Researchers from Exscientia and the University of Oxford have developed an advanced predictive model called ABodyBuilder3 for antibody structures. This new tool is key for creating monoclonal antibodies, which are integral in immune responses and therapeutic applications. The novel model improves upon the previous ABodyBuilder2 by enhancing the accuracy of predicting Complementarity Determining Region (CDR) loops. These loops are crucial for antibodies’ ability to bind to antigens.
ABodyBuilder3 integrates language model embeddings to improve its predictive abilities and introduces refined relaxation techniques for better structure estimation. It also replaces the previously used ensemble-based confidence approach with per-residue lDDT-Cα scores for uncertainty estimation. This projective method significantly reduces computational costs while improving the model’s correlation between predicted uncertainty and Root-Mean-Square Deviation (RMSD).
Key updates have been made to enhance data curation, sequence representation, and structure refinement processes. Furthermore, the model is now equipped to efficiently assess multiple therapeutic antibody candidates, making it a scalable solution for the medical field.
The new model was developed using vectorization and optimizations from OpenFold, improving performance by over three times and maintaining efficient memory usage. Outliers, ultra-long CDRH3 loops, and low-resolution structures were filtered from the training data, which was taken from the Structural Antibody Database (SAbDab). By using a large validation and test set focused on human antibodies, the model robustness was improved.

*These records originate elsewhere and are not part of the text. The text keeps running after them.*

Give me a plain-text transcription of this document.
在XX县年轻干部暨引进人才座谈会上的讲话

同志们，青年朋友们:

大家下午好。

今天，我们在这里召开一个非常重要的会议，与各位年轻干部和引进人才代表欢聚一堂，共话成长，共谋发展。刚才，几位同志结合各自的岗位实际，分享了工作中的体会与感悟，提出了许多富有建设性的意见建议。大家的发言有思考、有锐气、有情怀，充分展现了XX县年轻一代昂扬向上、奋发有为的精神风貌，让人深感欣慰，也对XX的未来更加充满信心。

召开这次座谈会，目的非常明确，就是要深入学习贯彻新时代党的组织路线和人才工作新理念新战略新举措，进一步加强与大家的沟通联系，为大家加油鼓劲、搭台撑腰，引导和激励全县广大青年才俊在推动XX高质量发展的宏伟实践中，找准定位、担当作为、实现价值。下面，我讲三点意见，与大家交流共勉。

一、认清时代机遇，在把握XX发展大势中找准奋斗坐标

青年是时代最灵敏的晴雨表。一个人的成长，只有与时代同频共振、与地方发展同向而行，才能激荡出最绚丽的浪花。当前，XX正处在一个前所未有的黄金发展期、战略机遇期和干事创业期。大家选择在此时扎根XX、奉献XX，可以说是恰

Additionally, ProtT5 language model embeddings replaced the one-hot encoding used in ABodyBuilder2, improving the model stability. By using ProtT5, the researchers were able to generate separate embeddings for the heavy and light chains and combine these for the full variable region, achieving refined structure models, particularly for CDRH3 and CDRL3 loops.
The ABodyBuilder3 model can accurately predict the structures of CDR regions. High scores from this model correlate strongly with lower RMSD in crucial areas like CDRH3, offering a precise estimation of uncertainty.
These major improvements have made ABodyBuilder3 more scalable and accurate than its predecessors, largely because of the incorporation of language model embeddings. The new model’s computational efficiency and predictive accuracy could have promising implications for the development of therapeutic antibodies in the medical field. Future enhancements could include deploying self-distillation techniques and pre-training on synthetic datasets, as well as potentially marrying ensemble approaches with pLDDT for better results.